Watering Potted Avocados
Growing an avocado tree from just one pit and planting it in a pot can be an incredibly exciting and rewarding process. Before the plant develops roots, it is advised to keep it in a warm and shaded place. Once you notice the first sprouting of the plant—which will happen after about 8 weeks—you can plant the avocado in a pot. It is best to closely watch and monitor the soil’s draining qualities and provide it with water proportionally.
If you place the potted avocado in an area with more direct sunlight and better air circulation, such as a patio or a porch, you will need to water it more frequently.
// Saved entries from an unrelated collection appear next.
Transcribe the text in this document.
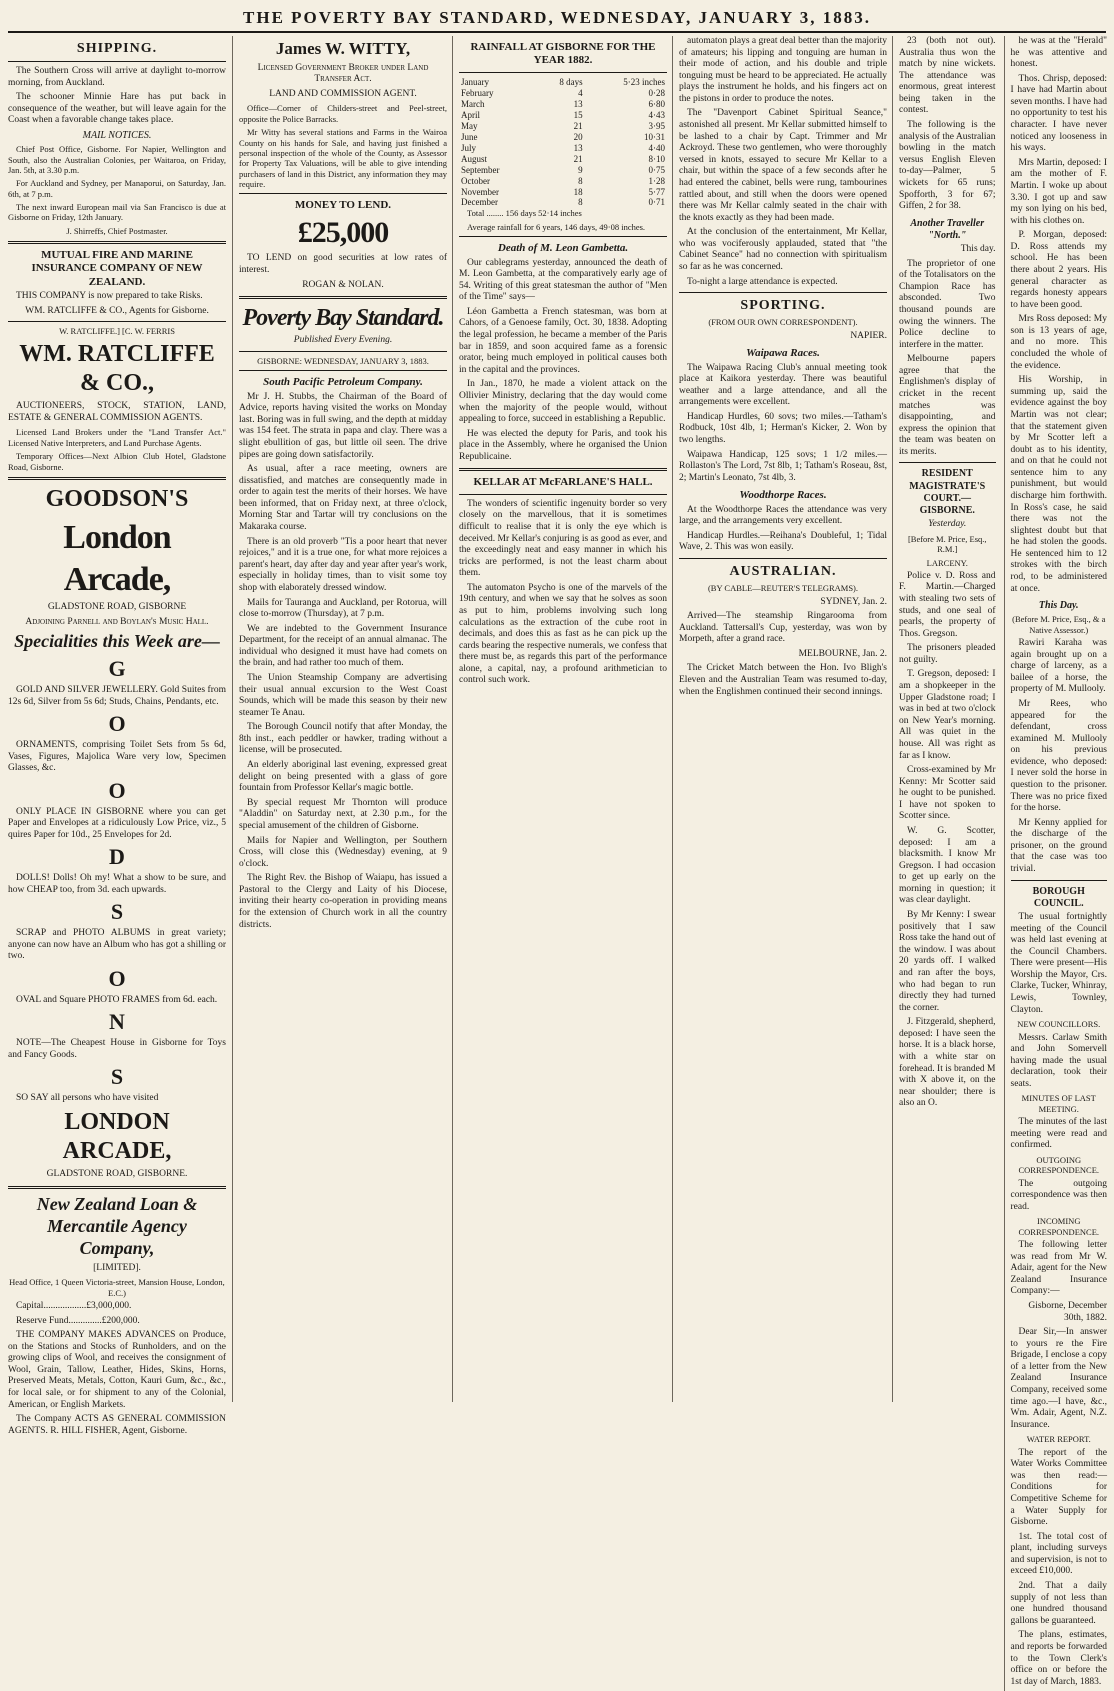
THE POVERTY BAY STANDARD, WEDNESDAY, JANUARY 3, 1883.
SHIPPING.

The Southern Cross will arrive at daylight to-morrow morning, from Auckland.

The schooner Minnie Hare has put back in consequence of the weather, but will leave again for the Coast when a favorable change takes place.

MAIL NOTICES.

Chief Post Office, Gisborne. For Napier, Wellington and South, also the Australian Colonies, per Waitaroa, on Friday, Jan. 5th, at 3.30 p.m.

For Auckland and Sydney, per Manaporui, on Saturday, Jan. 6th, at 7 p.m.

The next inward European mail via San Francisco is due at Gisborne on Friday, 12th January.

J. Shirreffs, Chief Postmaster.

MUTUAL FIRE AND MARINE INSURANCE COMPANY OF NEW ZEALAND.

THIS COMPANY is now prepared to take Risks.

WM. RATCLIFFE & CO., Agents for Gisborne.

W. RATCLIFFE.] [C. W. FERRIS

WM. RATCLIFFE & CO.,

AUCTIONEERS, STOCK, STATION, LAND, ESTATE & GENERAL COMMISSION AGENTS.

Licensed Land Brokers under the "Land Transfer Act." Licensed Native Interpreters, and Land Purchase Agents.

Temporary Offices—Next Albion Club Hotel, Gladstone Road, Gisborne.

GOODSON'S
London Arcade,

GLADSTONE ROAD, GISBORNE

Adjoining Parnell and Boylan's Music Hall.

Specialities this Week are—
G

GOLD AND SILVER JEWELLERY. Gold Suites from 12s 6d, Silver from 5s 6d; Studs, Chains, Pendants, etc.

O

ORNAMENTS, comprising Toilet Sets from 5s 6d, Vases, Figures, Majolica Ware very low, Specimen Glasses, &c.

O

ONLY PLACE IN GISBORNE where you can get Paper and Envelopes at a ridiculously Low Price, viz., 5 quires Paper for 10d., 25 Envelopes for 2d.

D

DOLLS! Dolls! Oh my! What a show to be sure, and how CHEAP too, from 3d. each upwards.

S

SCRAP and PHOTO ALBUMS in great variety; anyone can now have an Album who has got a shilling or two.

O

OVAL and Square PHOTO FRAMES from 6d. each.

N

NOTE—The Cheapest House in Gisborne for Toys and Fancy Goods.

S

SO SAY all persons who have visited

LONDON ARCADE,

GLADSTONE ROAD, GISBORNE.

New Zealand Loan & Mercantile Agency Company,

[LIMITED].

Head Office, 1 Queen Victoria-street, Mansion House, London, E.C.)

Capital..................£3,000,000.

Reserve Fund..............£200,000.

THE COMPANY MAKES ADVANCES on Produce, on the Stations and Stocks of Runholders, and on the growing clips of Wool, and receives the consignment of Wool, Grain, Tallow, Leather, Hides, Skins, Horns, Preserved Meats, Metals, Cotton, Kauri Gum, &c., &c., for local sale, or for shipment to any of the Colonial, American, or English Markets.

The Company ACTS AS GENERAL COMMISSION AGENTS. R. HILL FISHER, Agent, Gisborne.

James W. WITTY,

Licensed Government Broker under Land Transfer Act.

LAND AND COMMISSION AGENT.

Office—Corner of Childers-street and Peel-street, opposite the Police Barracks.

Mr Witty has several stations and Farms in the Wairoa County on his hands for Sale, and having just finished a personal inspection of the whole of the County, as Assessor for Property Tax Valuations, will be able to give intending purchasers of land in this District, any information they may require.

MONEY TO LEND.
£25,000

TO LEND on good securities at low rates of interest.

ROGAN & NOLAN.

Poverty Bay Standard.

Published Every Evening.

GISBORNE: WEDNESDAY, JANUARY 3, 1883.

South Pacific Petroleum Company.

Mr J. H. Stubbs, the Chairman of the Board of Advice, reports having visited the works on Monday last. Boring was in full swing, and the depth at midday was 154 feet. The strata in papa and clay. There was a slight ebullition of gas, but little oil seen. The drive pipes are going down satisfactorily.

As usual, after a race meeting, owners are dissatisfied, and matches are consequently made in order to again test the merits of their horses. We have been informed, that on Friday next, at three o'clock, Morning Star and Tartar will try conclusions on the Makaraka course.

There is an old proverb "Tis a poor heart that never rejoices," and it is a true one, for what more rejoices a parent's heart, day after day and year after year's work, especially in holiday times, than to visit some toy shop with elaborately dressed window.

Mails for Tauranga and Auckland, per Rotorua, will close to-morrow (Thursday), at 7 p.m.

We are indebted to the Government Insurance Department, for the receipt of an annual almanac. The individual who designed it must have had comets on the brain, and had rather too much of them.

The Union Steamship Company are advertising their usual annual excursion to the West Coast Sounds, which will be made this season by their new steamer Te Anau.

The Borough Council notify that after Monday, the 8th inst., each peddler or hawker, trading without a license, will be prosecuted.

An elderly aboriginal last evening, expressed great delight on being presented with a glass of gore fountain from Professor Kellar's magic bottle.

By special request Mr Thornton will produce "Aladdin" on Saturday next, at 2.30 p.m., for the special amusement of the children of Gisborne.

Mails for Napier and Wellington, per Southern Cross, will close this (Wednesday) evening, at 9 o'clock.

The Right Rev. the Bishop of Waiapu, has issued a Pastoral to the Clergy and Laity of his Diocese, inviting their hearty co-operation in providing means for the extension of Church work in all the country districts.

RAINFALL AT GISBORNE FOR THE YEAR 1882.
January	8 days	5·23 inches
February	4	0·28
March	13	6·80
April	15	4·43
May	21	3·95
June	20	10·31
July	13	4·40
August	21	8·10
September	9	0·75
October	8	1·28
November	18	5·77
December	8	0·71

Total ........ 156 days 52·14 inches

Average rainfall for 6 years, 146 days, 49·08 inches.

Death of M. Leon Gambetta.

Our cablegrams yesterday, announced the death of M. Leon Gambetta, at the comparatively early age of 54. Writing of this great statesman the author of "Men of the Time" says—

Léon Gambetta a French statesman, was born at Cahors, of a Genoese family, Oct. 30, 1838. Adopting the legal profession, he became a member of the Paris bar in 1859, and soon acquired fame as a forensic orator, being much employed in political causes both in the capital and the provinces.

In Jan., 1870, he made a violent attack on the Ollivier Ministry, declaring that the day would come when the majority of the people would, without appealing to force, succeed in establishing a Republic.

He was elected the deputy for Paris, and took his place in the Assembly, where he organised the Union Republicaine.

KELLAR AT McFARLANE'S HALL.

The wonders of scientific ingenuity border so very closely on the marvellous, that it is sometimes difficult to realise that it is only the eye which is deceived. Mr Kellar's conjuring is as good as ever, and the exceedingly neat and easy manner in which his tricks are performed, is not the least charm about them.

The automaton Psycho is one of the marvels of the 19th century, and when we say that he solves as soon as put to him, problems involving such long calculations as the extraction of the cube root in decimals, and does this as fast as he can pick up the cards bearing the respective numerals, we confess that there must be, as regards this part of the performance alone, a capital, nay, a profound arithmetician to control such work.

automaton plays a great deal better than the majority of amateurs; his lipping and tonguing are human in their mode of action, and his double and triple tonguing must be heard to be appreciated. He actually plays the instrument he holds, and his fingers act on the pistons in order to produce the notes.

The "Davenport Cabinet Spiritual Seance," astonished all present. Mr Kellar submitted himself to be lashed to a chair by Capt. Trimmer and Mr Ackroyd. These two gentlemen, who were thoroughly versed in knots, essayed to secure Mr Kellar to a chair, but within the space of a few seconds after he had entered the cabinet, bells were rung, tambourines rattled about, and still when the doors were opened there was Mr Kellar calmly seated in the chair with the knots exactly as they had been made.

At the conclusion of the entertainment, Mr Kellar, who was vociferously applauded, stated that "the Cabinet Seance" had no connection with spiritualism so far as he was concerned.

To-night a large attendance is expected.

SPORTING.

(FROM OUR OWN CORRESPONDENT).

NAPIER.

Waipawa Races.

The Waipawa Racing Club's annual meeting took place at Kaikora yesterday. There was beautiful weather and a large attendance, and all the arrangements were excellent.

Handicap Hurdles, 60 sovs; two miles.—Tatham's Rodbuck, 10st 4lb, 1; Herman's Kicker, 2. Won by two lengths.

Waipawa Handicap, 125 sovs; 1 1/2 miles.—Rollaston's The Lord, 7st 8lb, 1; Tatham's Roseau, 8st, 2; Martin's Leonato, 7st 4lb, 3.

Woodthorpe Races.

At the Woodthorpe Races the attendance was very large, and the arrangements very excellent.

Handicap Hurdles.—Reihana's Doubleful, 1; Tidal Wave, 2. This was won easily.

AUSTRALIAN.

(BY CABLE—REUTER'S TELEGRAMS).

SYDNEY, Jan. 2.

Arrived—The steamship Ringarooma from Auckland. Tattersall's Cup, yesterday, was won by Morpeth, after a grand race.

MELBOURNE, Jan. 2.

The Cricket Match between the Hon. Ivo Bligh's Eleven and the Australian Team was resumed to-day, when the Englishmen continued their second innings.

23 (both not out). Australia thus won the match by nine wickets. The attendance was enormous, great interest being taken in the contest.

The following is the analysis of the Australian bowling in the match versus English Eleven to-day—Palmer, 5 wickets for 65 runs; Spofforth, 3 for 67; Giffen, 2 for 38.

Another Traveller "North."

This day.

The proprietor of one of the Totalisators on the Champion Race has absconded. Two thousand pounds are owing the winners. The Police decline to interfere in the matter.

Melbourne papers agree that the Englishmen's display of cricket in the recent matches was disappointing, and express the opinion that the team was beaten on its merits.

RESIDENT MAGISTRATE'S COURT.—GISBORNE.

Yesterday.

[Before M. Price, Esq., R.M.]

LARCENY.

Police v. D. Ross and F. Martin.—Charged with stealing two sets of studs, and one seal of pearls, the property of Thos. Gregson.

The prisoners pleaded not guilty.

T. Gregson, deposed: I am a shopkeeper in the Upper Gladstone road; I was in bed at two o'clock on New Year's morning. All was quiet in the house. All was right as far as I know.

Cross-examined by Mr Kenny: Mr Scotter said he ought to be punished. I have not spoken to Scotter since.

W. G. Scotter, deposed: I am a blacksmith. I know Mr Gregson. I had occasion to get up early on the morning in question; it was clear daylight.

By Mr Kenny: I swear positively that I saw Ross take the hand out of the window. I was about 20 yards off. I walked and ran after the boys, who had began to run directly they had turned the corner.

J. Fitzgerald, shepherd, deposed: I have seen the horse. It is a black horse, with a white star on forehead. It is branded M with X above it, on the near shoulder; there is also an O.

he was at the "Herald" he was attentive and honest.

Thos. Chrisp, deposed: I have had Martin about seven months. I have had no opportunity to test his character. I have never noticed any looseness in his ways.

Mrs Martin, deposed: I am the mother of F. Martin. I woke up about 3.30. I got up and saw my son lying on his bed, with his clothes on.

P. Morgan, deposed: D. Ross attends my school. He has been there about 2 years. His general character as regards honesty appears to have been good.

Mrs Ross deposed: My son is 13 years of age, and no more. This concluded the whole of the evidence.

His Worship, in summing up, said the evidence against the boy Martin was not clear; that the statement given by Mr Scotter left a doubt as to his identity, and on that he could not sentence him to any punishment, but would discharge him forthwith. In Ross's case, he said there was not the slightest doubt but that he had stolen the goods. He sentenced him to 12 strokes with the birch rod, to be administered at once.

This Day.

(Before M. Price, Esq., & a Native Assessor.)

Rawiri Karaha was again brought up on a charge of larceny, as a bailee of a horse, the property of M. Mullooly.

Mr Rees, who appeared for the defendant, cross examined M. Mullooly on his previous evidence, who deposed: I never sold the horse in question to the prisoner. There was no price fixed for the horse.

Mr Kenny applied for the discharge of the prisoner, on the ground that the case was too trivial.

BOROUGH COUNCIL.

The usual fortnightly meeting of the Council was held last evening at the Council Chambers. There were present—His Worship the Mayor, Crs. Clarke, Tucker, Whinray, Lewis, Townley, Clayton.

NEW COUNCILLORS.

Messrs. Carlaw Smith and John Somervell having made the usual declaration, took their seats.

MINUTES OF LAST MEETING.

The minutes of the last meeting were read and confirmed.

OUTGOING CORRESPONDENCE.

The outgoing correspondence was then read.

INCOMING CORRESPONDENCE.

The following letter was read from Mr W. Adair, agent for the New Zealand Insurance Company:—

Gisborne, December 30th, 1882.

Dear Sir,—In answer to yours re the Fire Brigade, I enclose a copy of a letter from the New Zealand Insurance Company, received some time ago.—I have, &c., Wm. Adair, Agent, N.Z. Insurance.

WATER REPORT.

The report of the Water Works Committee was then read:—Conditions for Competitive Scheme for a Water Supply for Gisborne.

1st. The total cost of plant, including surveys and supervision, is not to exceed £10,000.

2nd. That a daily supply of not less than one hundred thousand gallons be guaranteed.

The plans, estimates, and reports be forwarded to the Town Clerk's office on or before the 1st day of March, 1883.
Watering every few days would be an ideal way to keep the soil at an optimal level of moisture, although on some days, the avocado tree may require drier soil.
Additional Avocado Growing Tips
- Avocado trees cannot grow healthy in swampy soil, so proper drainage of the soil is a must.
- Sandy and highly decomposed soil with organic matter is ideal.
- The most significant portion of the avocado roots is established in the top 6 inches of the soil, so it is best to water the young plant twice a week.
- Make sure to watch out for signs of overwatering and root rot which are yellow, brown, or necrotic foliage tips with wilting or drooping leaves.
Avocados are lovely additions to your garden and landscape. Besides providing you with healthy and delicious fruit throughout the year, these trees will be an attractive asset. Properly watering avocados during their growing stage is crucial to avocado care. While the tree is still young, you should provide it with a lot of water, two to three times a week. The amount of water will depend on the soil’s drainage, so monitor the soil closely during the first few weeks. After the plant is mature and established, it will require about 2 inches of water every week.